Le Carême ne fait pas partie de la tradition protestante, essentiellement pour des raisons historiques. Au tout début du protestantisme, les Réformateurs ne se sont pas prononcés à son sujet. Le carême était trop associé à un contexte de bonnes œuvres, à un esprit de contrition contradictoire avec l’idée de Grâce. Par la suite, tout ce qui ne relevait pas de la Grâce seule a été rapidement abandonné.
Les Églises réformées n’imposent pas de pratiques de pénitence ou de jeûne (au contraire elles les découragent), l’insistance, durant cette période, porte sur la prédication et la méditation. Aucune consigne particulière n’ayant été laissée par les apôtres, le protestantisme ne se veut pas non plus directif sur la question du jeûne ni sur la célébration du mercredi des Cendres.

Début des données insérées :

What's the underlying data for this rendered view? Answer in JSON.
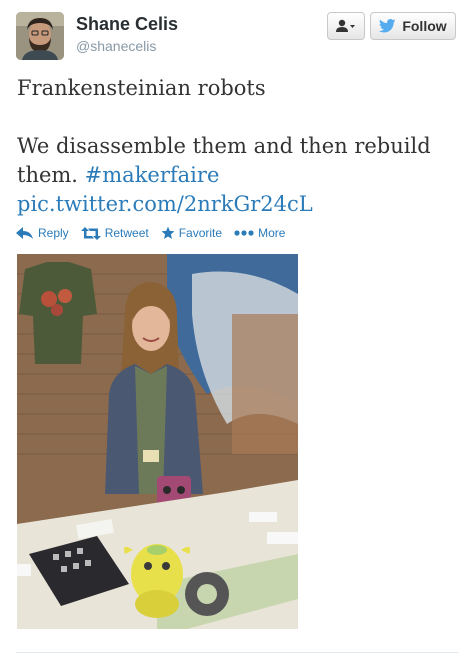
{
  "user": {
    "name": "Shane Celis",
    "handle": "@shanecelis"
  },
  "buttons": {
    "follow_label": "Follow"
  },
  "tweet": {
    "line1": "Frankensteinian robots",
    "line2_text": "We disassemble them and then rebuild them.",
    "hashtag": "#makerfaire",
    "pic_link": "pic.twitter.com/2nrkGr24cL"
  },
  "actions": [
    {
      "label": "Reply",
      "icon": "reply-icon"
    },
    {
      "label": "Retweet",
      "icon": "retweet-icon"
    },
    {
      "label": "Favorite",
      "icon": "star-icon"
    },
    {
      "label": "More",
      "icon": "more-icon"
    }
  ],
  "colors": {
    "link": "#2b7bb9",
    "handle": "#8899a6",
    "twitter_blue": "#55acee"
  }
}
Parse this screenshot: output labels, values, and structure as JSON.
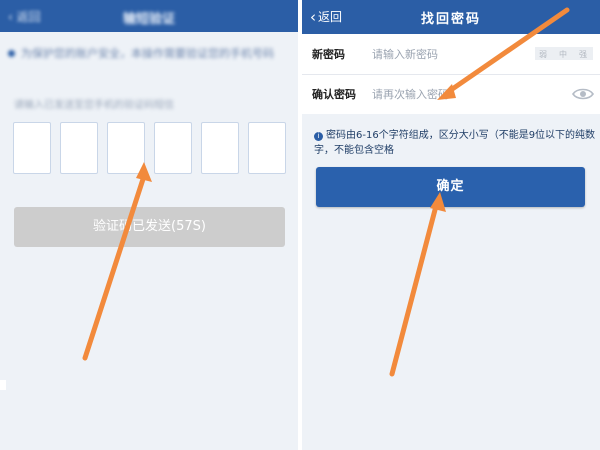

Cette absence d’ascèse particulière, de mortification ou de repentance, d’actes de contrition demeure l’une des différences entre le catholicisme et les Églises issues de la Réforme. Pour les adeptes de ses dernières le salut s’obtient par la foi seule sola fide en sorte qu’il n’est pas besoin d’accomplir des œuvres de pénitence pour obtenir le salut.

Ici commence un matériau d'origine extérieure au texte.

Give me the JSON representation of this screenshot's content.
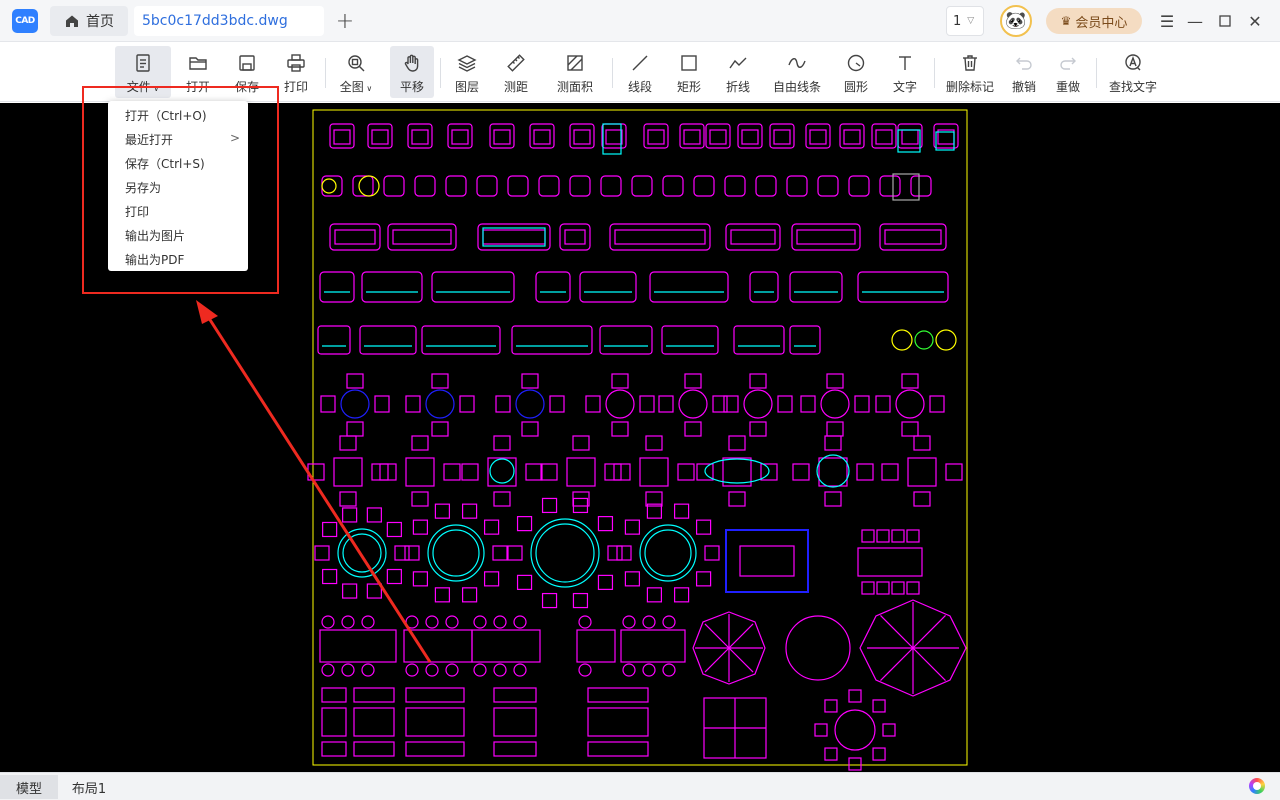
{
  "titlebar": {
    "logo_text": "CAD",
    "home_tab": "首页",
    "file_tab": "5bc0c17dd3bdc.dwg",
    "add_tab": "+",
    "page_number": "1",
    "vip_label": "会员中心"
  },
  "toolbar": {
    "items": [
      {
        "label": "文件",
        "icon": "file-icon",
        "has_menu": true
      },
      {
        "label": "打开",
        "icon": "folder-open-icon"
      },
      {
        "label": "保存",
        "icon": "save-icon"
      },
      {
        "label": "打印",
        "icon": "printer-icon"
      },
      {
        "label": "全图",
        "icon": "zoom-extents-icon",
        "has_menu": true
      },
      {
        "label": "平移",
        "icon": "hand-pan-icon"
      },
      {
        "label": "图层",
        "icon": "layers-icon"
      },
      {
        "label": "测距",
        "icon": "ruler-icon"
      },
      {
        "label": "测面积",
        "icon": "area-measure-icon"
      },
      {
        "label": "线段",
        "icon": "line-segment-icon"
      },
      {
        "label": "矩形",
        "icon": "rectangle-icon"
      },
      {
        "label": "折线",
        "icon": "polyline-icon"
      },
      {
        "label": "自由线条",
        "icon": "freehand-line-icon"
      },
      {
        "label": "圆形",
        "icon": "circle-icon"
      },
      {
        "label": "文字",
        "icon": "text-icon"
      },
      {
        "label": "删除标记",
        "icon": "trash-icon"
      },
      {
        "label": "撤销",
        "icon": "undo-icon"
      },
      {
        "label": "重做",
        "icon": "redo-icon"
      },
      {
        "label": "查找文字",
        "icon": "find-text-icon"
      }
    ]
  },
  "file_menu": {
    "items": [
      {
        "label": "打开（Ctrl+O)"
      },
      {
        "label": "最近打开",
        "submenu": ">"
      },
      {
        "label": "保存（Ctrl+S)"
      },
      {
        "label": "另存为"
      },
      {
        "label": "打印"
      },
      {
        "label": "输出为图片"
      },
      {
        "label": "输出为PDF"
      }
    ]
  },
  "statusbar": {
    "tabs": [
      {
        "label": "模型",
        "active": true
      },
      {
        "label": "布局1",
        "active": false
      }
    ]
  },
  "colors": {
    "accent": "#2f80ff",
    "annotation_red": "#ee2a20",
    "cad_magenta": "#ff00ff",
    "cad_cyan": "#00ffff",
    "cad_yellow": "#ffff00",
    "cad_blue": "#0000ff",
    "canvas_bg": "#000000"
  }
}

Isabelle Fievet, aumônière à la prison pour femmes de Rennes rappelle : « Le Carême ne se vit pas en général chez les protestants pour la bonne raison que, la grâce de Dieu étant gratuite, une préparation à Pâques qui passe par des privations ou autres pratiques méritoires ne se justifie pas. C’est même inconcevable pour nous. »

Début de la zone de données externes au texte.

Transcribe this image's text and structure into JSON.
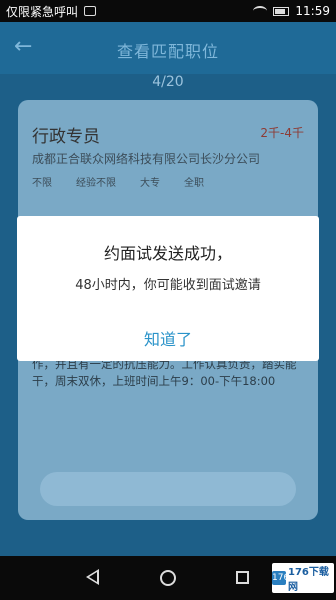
{
  "status_bar": {
    "left_text": "仅限紧急呼叫",
    "time": "11:59"
  },
  "header": {
    "title": "查看匹配职位",
    "pager": "4/20"
  },
  "job": {
    "title": "行政专员",
    "salary": "2千-4千",
    "company": "成都正合联众网络科技有限公司长沙分公司",
    "tags": [
      "不限",
      "经验不限",
      "大专",
      "全职"
    ],
    "description": "作，并且有一定的抗压能力。工作认真负责，踏实能干，周末双休，上班时间上午9：00-下午18:00"
  },
  "dialog": {
    "title": "约面试发送成功，",
    "message": "48小时内，你可能收到面试邀请",
    "confirm_label": "知道了"
  },
  "watermark": {
    "mark": "176",
    "text": "176下载网"
  },
  "colors": {
    "accent": "#2a93c9",
    "overlay_header": "#1f6a97"
  }
}
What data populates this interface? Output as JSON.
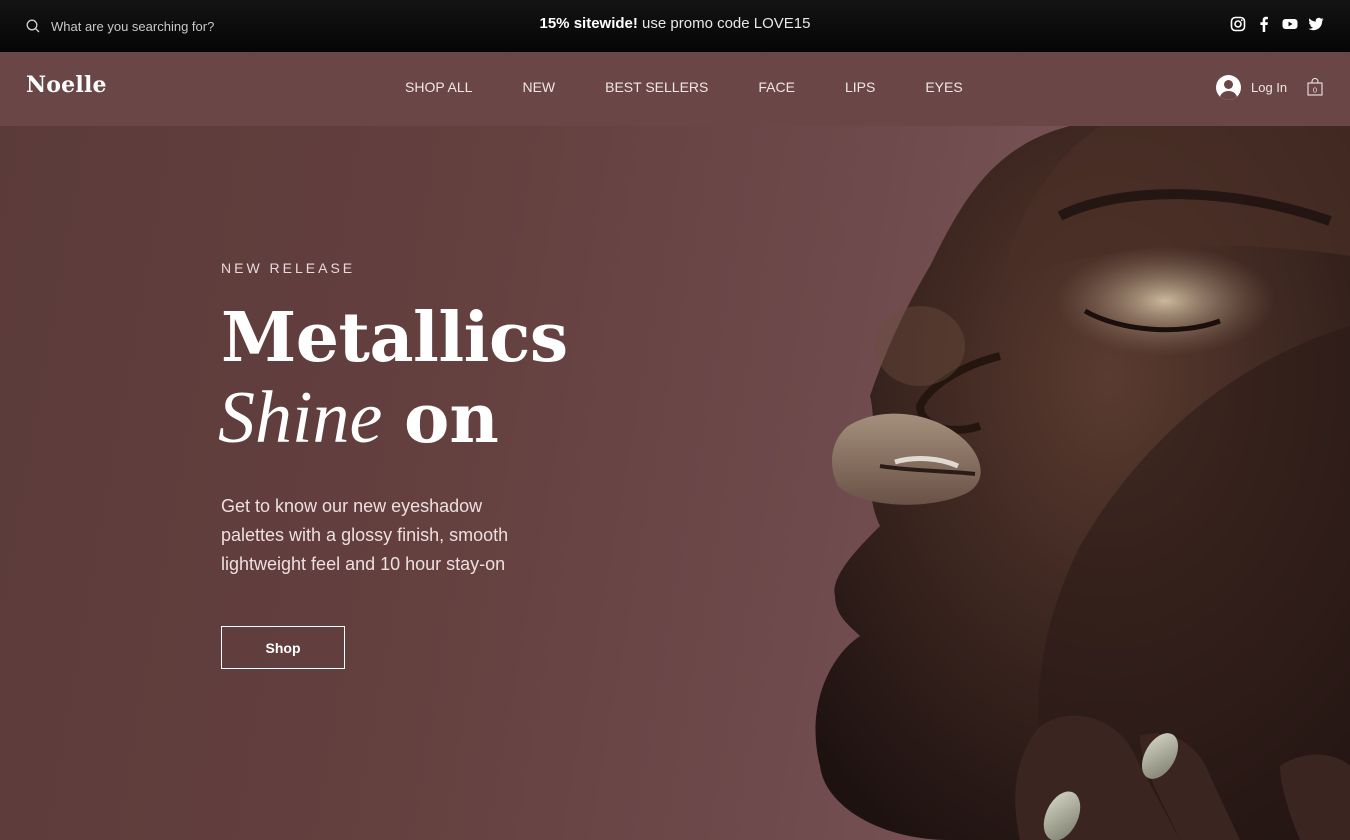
{
  "search": {
    "placeholder": "What are you searching for?"
  },
  "promo": {
    "bold": "15% sitewide!",
    "rest": " use promo code LOVE15"
  },
  "social": [
    "instagram-icon",
    "facebook-icon",
    "youtube-icon",
    "twitter-icon"
  ],
  "header": {
    "logo": "Noelle",
    "nav": [
      "SHOP ALL",
      "NEW",
      "BEST SELLERS",
      "FACE",
      "LIPS",
      "EYES"
    ],
    "login": "Log In",
    "cart_count": "0"
  },
  "hero": {
    "eyebrow": "NEW RELEASE",
    "title_line1": "Metallics",
    "title_italic": "Shine",
    "title_bold": "on",
    "description": "Get to know our new eyeshadow palettes with a glossy finish, smooth lightweight feel and 10 hour stay-on",
    "button": "Shop"
  },
  "colors": {
    "topbar": "#0a0a0a",
    "header": "#6a4646",
    "hero_bg": "#64403f",
    "text": "#ffffff"
  }
}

Cependant, depuis quelques années les Églises réformées, notamment en Europe, retrouvent l’utilité de ce temps qui précède Pâques, même s’il n’existe aucune règle institutionnelle en la matière. Le Carême peut, dans notre vie chrétienne, correspondre à un temps de réflexion. Une période pendant laquelle on peut se demander, ou se redemander, ce que signifie être disciple du Christ dans notre quotidien. Autrement dit, ce temps devient l’occasion de prendre du recul, de faire un bilan des orientations que l’on donne à sa vie. En mesurant l’écart entre la réalité et ce que Dieu pourrait attendre de nous. Cela procède plus de la réflexion que d’actes concrets, et plus de la pédagogie chrétienne que du fondement de la foi protestante.
Depuis plusieurs années, l’organisation œcuménique Kairos propose, durant le Carême, un jeûne de carbone, réduire notre consommation d’énergies fossiles pour les mieux-être de la planète.
Or voici que Luc, nous lance une invitation similaire : en relisant le récit des « tentations » de Jésus par le diable dans une perspective de réflexion et d’introspection, nous pouvons vivre le carême comme une période dans laquelle nous examinons quelles sont nos propres tentations, tentations de consommation, tentations de domination, tentations d’idolâtrie.